Jewish cemetery in Bacău, Romania

The New Jewish Cemetery (Cimitirul Nou Evreiesc) in Bacău, Romania, also known as the Jewish Community Cemetery (Cimitirul Comunității Evreiești), is a Jewish cemetery established in 1917. Located at 16 Alexei Tolstoi Street, it replaced the city's Old Jewish Cemetery as the principal burial ground of Bacău's Jewish community. The cemetery contains the graves of members of Bacău's Jewish community, a cemetery chapel, the tomb of Rabbi Bezalel Ze'ev Șafran, and a memorial to Jewish victims of the Holocaust in Romania.

==History==
Bacău has had an organized Jewish community since at least the 18th century. The city's old Jewish cemetery contains gravestones dating from the beginning of that century, while records of the local chevra kadisha, the Jewish burial society responsible for administering the cemetery, date from later in the century.

By the early 20th century, the old cemetery had become full. Burials there continued until 1917, when the present cemetery was opened on Alexei Tolstoi Street. It subsequently became the principal cemetery of Bacău's Jewish community.

A cemetery chapel was built in 1928.

Among those buried in the cemetery is Rabbi Bezalel Ze'ev Șafran (1866–1930), who served as a rabbi in Bacău and was the father of Alexandru Șafran, who later became Chief Rabbi of Romania. Șafran's grave is housed in an ohel within the cemetery.

==Holocaust memorial==
A memorial commemorating Jewish victims of fascism and the Holocaust was erected in the cemetery in 1959. It is situated near the cemetery entrance and consists of a stone monument bearing commemorative inscriptions in Romanian and Hebrew.

==Vandalism==
During the night of 18–19 March 2025, the cemetery was vandalized with fascist, racist and antisemitic symbols. Eighteen grave markers were defaced, along with a memorial to victims of fascism and a wall of the cemetery's mortuary chapel. The symbols included swastikas, the number "88" and a Celtic cross.

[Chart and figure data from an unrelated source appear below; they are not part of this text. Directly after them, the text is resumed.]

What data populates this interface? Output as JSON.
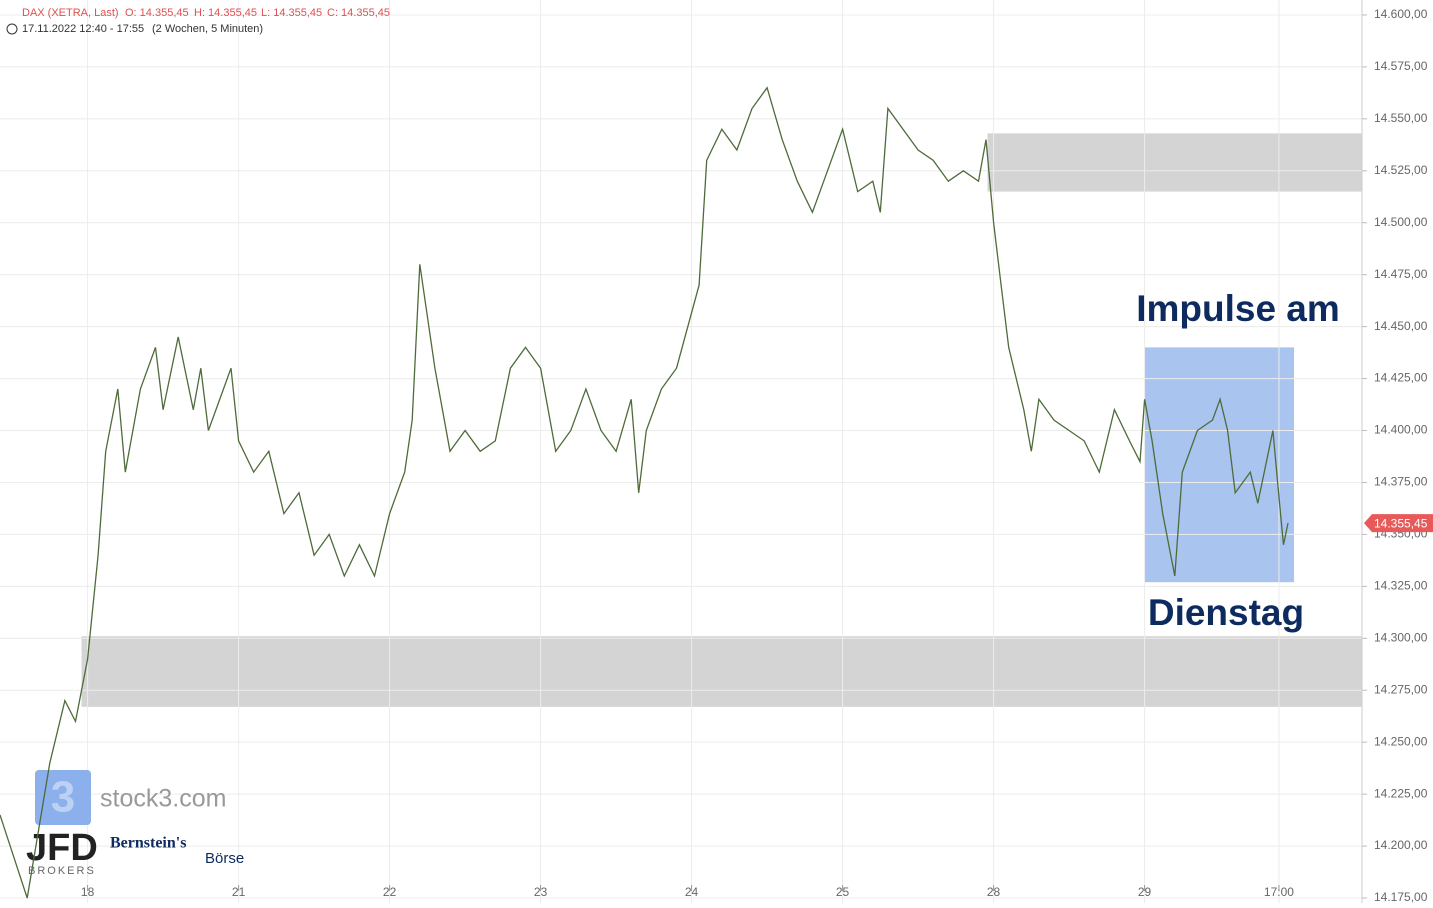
{
  "chart_data": {
    "type": "line",
    "header": {
      "symbol": "DAX (XETRA, Last)",
      "open": "O: 14.355,45",
      "high": "H: 14.355,45",
      "low": "L: 14.355,45",
      "close": "C: 14.355,45",
      "range": "17.11.2022 12:40 - 17:55",
      "period": "(2 Wochen, 5 Minuten)"
    },
    "annotations": [
      "Impulse am",
      "Dienstag"
    ],
    "logos": [
      "3",
      "stock3.com",
      "JFD",
      "BROKERS",
      "Bernstein's",
      "Börse"
    ],
    "x": [
      -0.58,
      -0.4,
      -0.25,
      -0.15,
      -0.08,
      0,
      0.07,
      0.12,
      0.2,
      0.25,
      0.35,
      0.45,
      0.5,
      0.6,
      0.7,
      0.75,
      0.8,
      0.9,
      0.95,
      1.0,
      1.1,
      1.2,
      1.3,
      1.4,
      1.5,
      1.6,
      1.7,
      1.8,
      1.9,
      2.0,
      2.1,
      2.15,
      2.2,
      2.3,
      2.4,
      2.5,
      2.6,
      2.7,
      2.8,
      2.9,
      3.0,
      3.1,
      3.2,
      3.3,
      3.4,
      3.5,
      3.6,
      3.65,
      3.7,
      3.8,
      3.9,
      4.05,
      4.1,
      4.2,
      4.3,
      4.4,
      4.5,
      4.6,
      4.7,
      4.8,
      4.9,
      5.0,
      5.1,
      5.2,
      5.25,
      5.3,
      5.4,
      5.5,
      5.6,
      5.7,
      5.8,
      5.9,
      5.95,
      6.0,
      6.05,
      6.1,
      6.2,
      6.25,
      6.3,
      6.4,
      6.5,
      6.6,
      6.7,
      6.8,
      6.9,
      6.97,
      7.0,
      7.05,
      7.12,
      7.2,
      7.25,
      7.35,
      7.45,
      7.5,
      7.55,
      7.6,
      7.7,
      7.75,
      7.85,
      7.9,
      7.92,
      7.95
    ],
    "series": [
      {
        "color": "#4e6b3a",
        "values": [
          14215,
          14175,
          14240,
          14270,
          14260,
          14290,
          14340,
          14390,
          14420,
          14380,
          14420,
          14440,
          14410,
          14445,
          14410,
          14430,
          14400,
          14420,
          14430,
          14395,
          14380,
          14390,
          14360,
          14370,
          14340,
          14350,
          14330,
          14345,
          14330,
          14360,
          14380,
          14405,
          14480,
          14430,
          14390,
          14400,
          14390,
          14395,
          14430,
          14440,
          14430,
          14390,
          14400,
          14420,
          14400,
          14390,
          14415,
          14370,
          14400,
          14420,
          14430,
          14470,
          14530,
          14545,
          14535,
          14555,
          14565,
          14540,
          14520,
          14505,
          14525,
          14545,
          14515,
          14520,
          14505,
          14555,
          14545,
          14535,
          14530,
          14520,
          14525,
          14520,
          14540,
          14500,
          14470,
          14440,
          14410,
          14390,
          14415,
          14405,
          14400,
          14395,
          14380,
          14410,
          14395,
          14385,
          14415,
          14395,
          14360,
          14330,
          14380,
          14400,
          14405,
          14415,
          14400,
          14370,
          14380,
          14365,
          14400,
          14360,
          14345,
          14355.45
        ]
      }
    ],
    "zones": [
      {
        "color": "#d4d4d4",
        "x": [
          5.96,
          8.44
        ],
        "y": [
          14515,
          14543
        ]
      },
      {
        "color": "#d4d4d4",
        "x": [
          -0.04,
          8.44
        ],
        "y": [
          14267,
          14301
        ]
      },
      {
        "color": "#a8c4ef",
        "x": [
          7.0,
          7.99
        ],
        "y": [
          14327,
          14440
        ]
      }
    ],
    "last": {
      "value": 14355.45,
      "label": "14.355,45"
    },
    "xlim": [
      -0.58,
      8.44
    ],
    "ylim": [
      14172.6,
      14607.2
    ],
    "xticks": [
      {
        "value": 0,
        "label": "18"
      },
      {
        "value": 1,
        "label": "21"
      },
      {
        "value": 2,
        "label": "22"
      },
      {
        "value": 3,
        "label": "23"
      },
      {
        "value": 4,
        "label": "24"
      },
      {
        "value": 5,
        "label": "25"
      },
      {
        "value": 6,
        "label": "28"
      },
      {
        "value": 7,
        "label": "29"
      },
      {
        "value": 7.89,
        "label": "17:00"
      }
    ],
    "yticks": [
      {
        "value": 14175,
        "label": "14.175,00"
      },
      {
        "value": 14200,
        "label": "14.200,00"
      },
      {
        "value": 14225,
        "label": "14.225,00"
      },
      {
        "value": 14250,
        "label": "14.250,00"
      },
      {
        "value": 14275,
        "label": "14.275,00"
      },
      {
        "value": 14300,
        "label": "14.300,00"
      },
      {
        "value": 14325,
        "label": "14.325,00"
      },
      {
        "value": 14350,
        "label": "14.350,00"
      },
      {
        "value": 14375,
        "label": "14.375,00"
      },
      {
        "value": 14400,
        "label": "14.400,00"
      },
      {
        "value": 14425,
        "label": "14.425,00"
      },
      {
        "value": 14450,
        "label": "14.450,00"
      },
      {
        "value": 14475,
        "label": "14.475,00"
      },
      {
        "value": 14500,
        "label": "14.500,00"
      },
      {
        "value": 14525,
        "label": "14.525,00"
      },
      {
        "value": 14550,
        "label": "14.550,00"
      },
      {
        "value": 14575,
        "label": "14.575,00"
      },
      {
        "value": 14600,
        "label": "14.600,00"
      }
    ],
    "grid": true
  }
}
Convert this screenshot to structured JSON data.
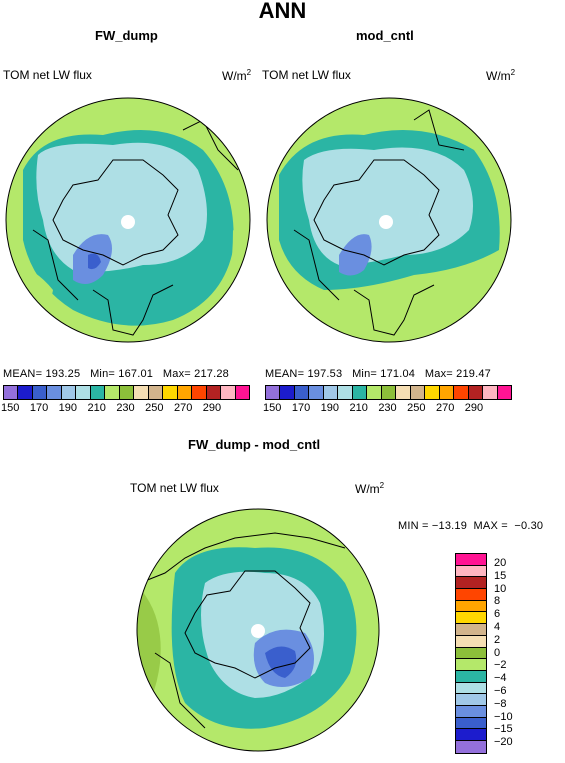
{
  "title": "ANN",
  "panels": [
    {
      "name": "FW_dump",
      "left_label": "TOM net LW flux",
      "unit": "W/m",
      "unit_sup": "2",
      "stats": "MEAN= 193.25   Min= 167.01   Max= 217.28"
    },
    {
      "name": "mod_cntl",
      "left_label": "TOM net LW flux",
      "unit": "W/m",
      "unit_sup": "2",
      "stats": "MEAN= 197.53   Min= 171.04   Max= 219.47"
    }
  ],
  "diff_panel": {
    "name": "FW_dump - mod_cntl",
    "left_label": "TOM net LW flux",
    "unit": "W/m",
    "unit_sup": "2",
    "stats": "MIN = −13.19  MAX =  −0.30"
  },
  "colorbar_abs": {
    "colors": [
      "#9370db",
      "#1c1ccd",
      "#3a5fcd",
      "#6a8fe0",
      "#a0c8e8",
      "#aedfe5",
      "#2bb5a4",
      "#b4e86a",
      "#8cbf3a",
      "#f5deb3",
      "#d2b48c",
      "#ffd700",
      "#ffa500",
      "#ff4500",
      "#b22222",
      "#ffb6c1",
      "#ff1493"
    ],
    "tick_labels": [
      "150",
      "170",
      "190",
      "210",
      "230",
      "250",
      "270",
      "290"
    ]
  },
  "colorbar_diff": {
    "colors": [
      "#ff1493",
      "#ffb6c1",
      "#b22222",
      "#ff4500",
      "#ffa500",
      "#ffd700",
      "#d2b48c",
      "#f5deb3",
      "#8cbf3a",
      "#b4e86a",
      "#2bb5a4",
      "#aedfe5",
      "#a0c8e8",
      "#6a8fe0",
      "#3a5fcd",
      "#1c1ccd",
      "#9370db"
    ],
    "tick_labels": [
      "20",
      "15",
      "10",
      "8",
      "6",
      "4",
      "2",
      "0",
      "−2",
      "−4",
      "−6",
      "−8",
      "−10",
      "−15",
      "−20"
    ]
  },
  "map_colors": {
    "outer": "#b4e86a",
    "ring": "#2bb5a4",
    "inner": "#aedfe5",
    "blue1": "#6a8fe0",
    "blue2": "#3a5fcd",
    "tan": "#f5deb3",
    "dark": "#8cbf3a"
  }
}
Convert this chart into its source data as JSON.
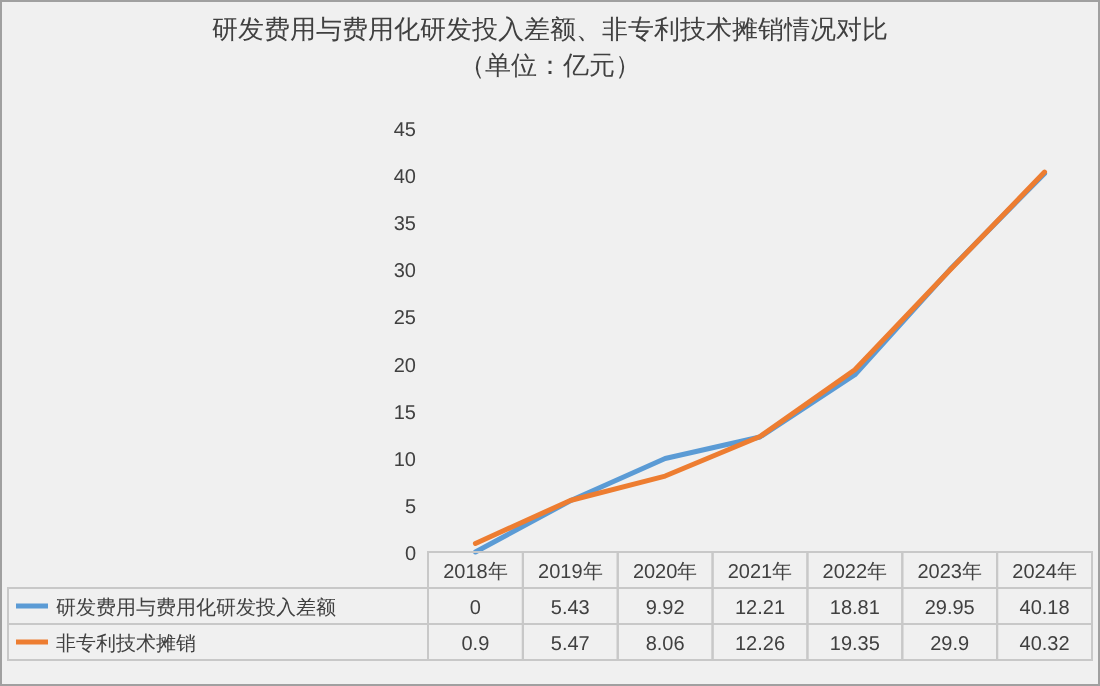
{
  "chart_data": {
    "type": "line",
    "title": "研发费用与费用化研发投入差额、非专利技术摊销情况对比",
    "subtitle": "（单位：亿元）",
    "categories": [
      "2018年",
      "2019年",
      "2020年",
      "2021年",
      "2022年",
      "2023年",
      "2024年"
    ],
    "series": [
      {
        "name": "研发费用与费用化研发投入差额",
        "color": "#5b9bd5",
        "values": [
          0,
          5.43,
          9.92,
          12.21,
          18.81,
          29.95,
          40.18
        ]
      },
      {
        "name": "非专利技术摊销",
        "color": "#ed7d31",
        "values": [
          0.9,
          5.47,
          8.06,
          12.26,
          19.35,
          29.9,
          40.32
        ]
      }
    ],
    "ylim": [
      0,
      45
    ],
    "yticks": [
      0,
      5,
      10,
      15,
      20,
      25,
      30,
      35,
      40,
      45
    ],
    "grid": false,
    "legend": "bottom left",
    "data_labels": true,
    "marker": "none",
    "line_style": "solid"
  }
}
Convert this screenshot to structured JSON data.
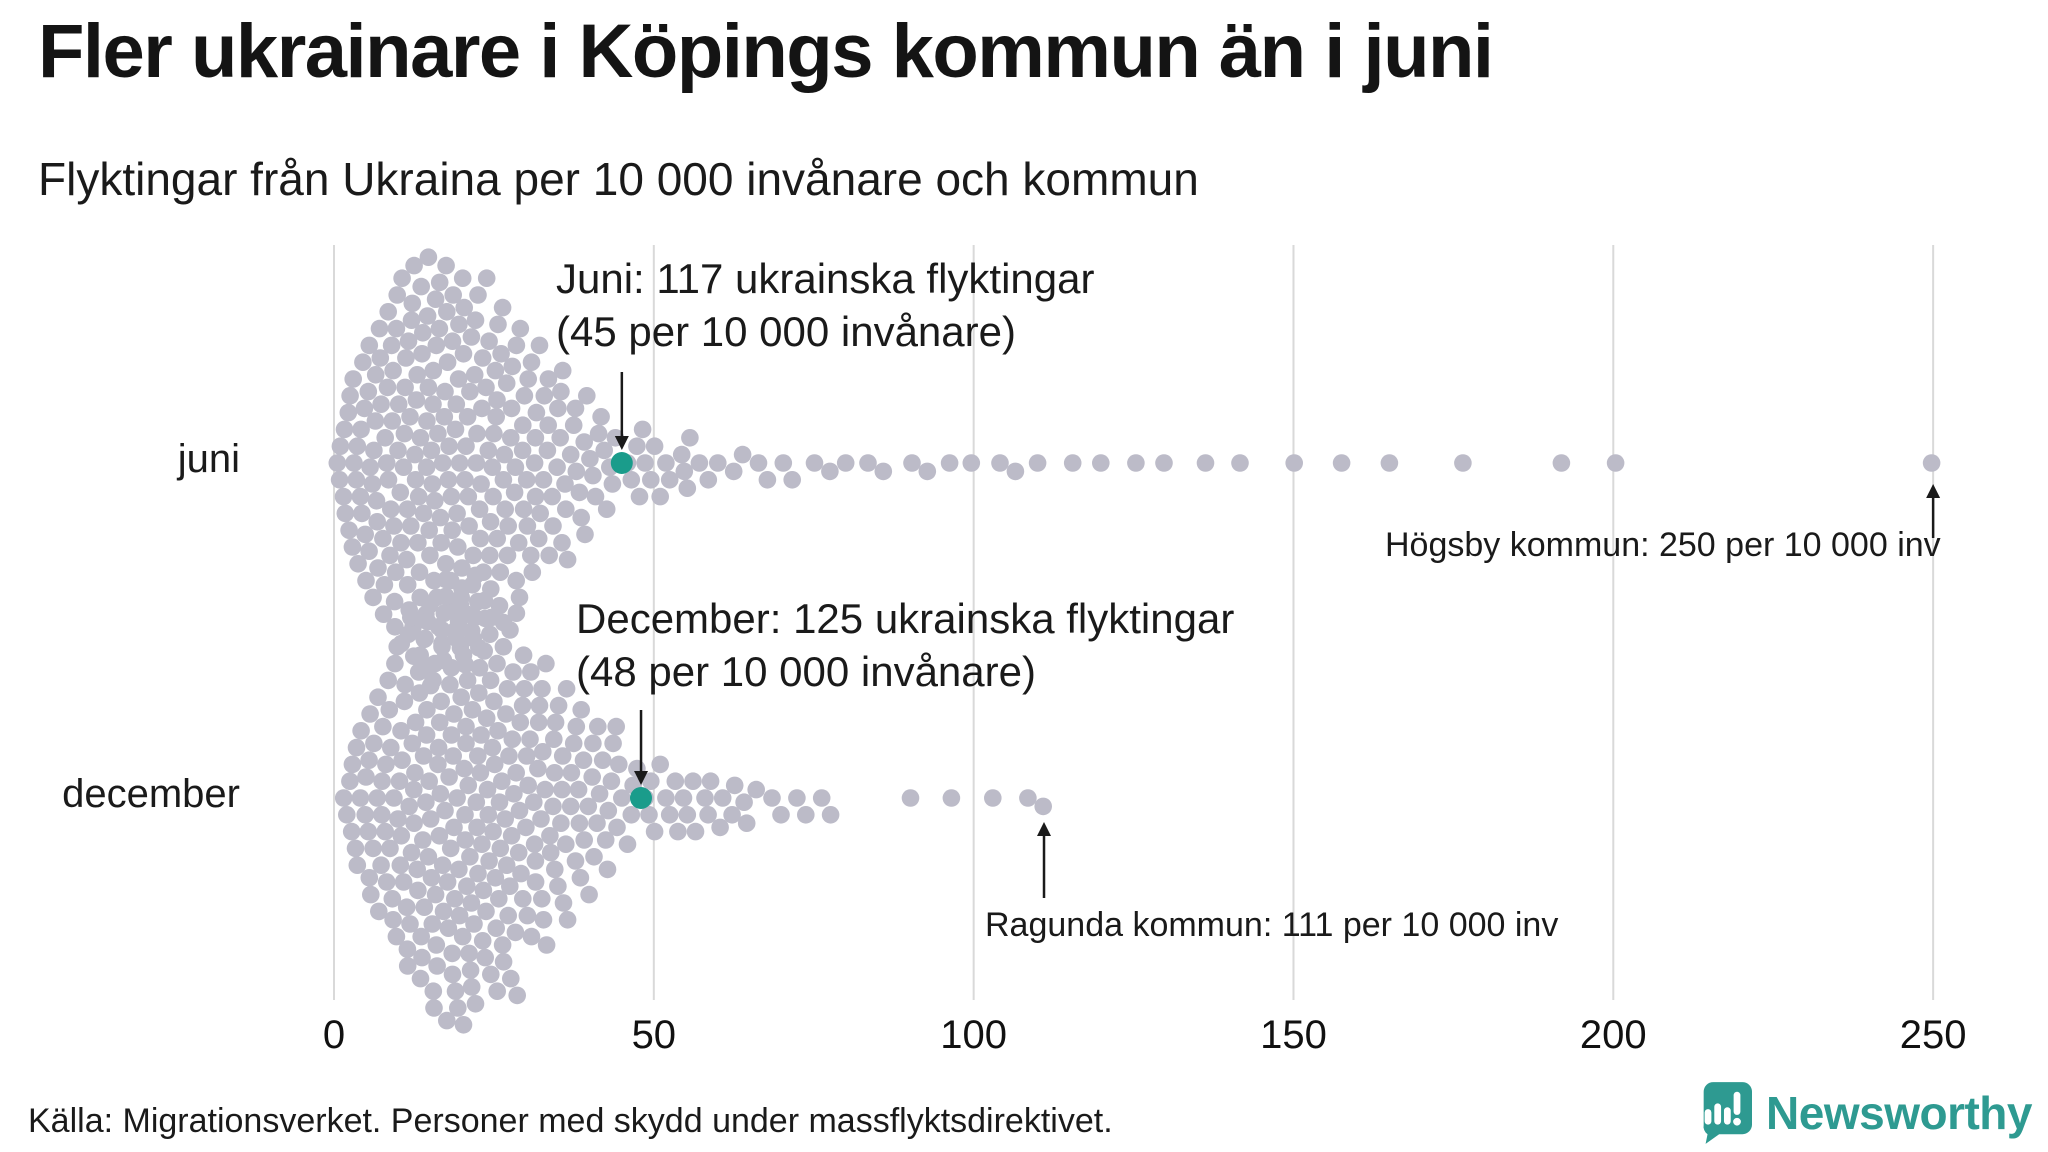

An 18-year-old suspect was detained on 24 March and subsequently placed under judicial control. Prosecutors accused him of destruction, desecration of graves and places of worship, and the public use of fascist, racist, xenophobic and antisemitic symbols. On 12 June 2025, prosecutors ordered that he be sent to trial. On 11 May 2026, he was sentenced to one year and two months' imprisonment, suspended under supervision for two years.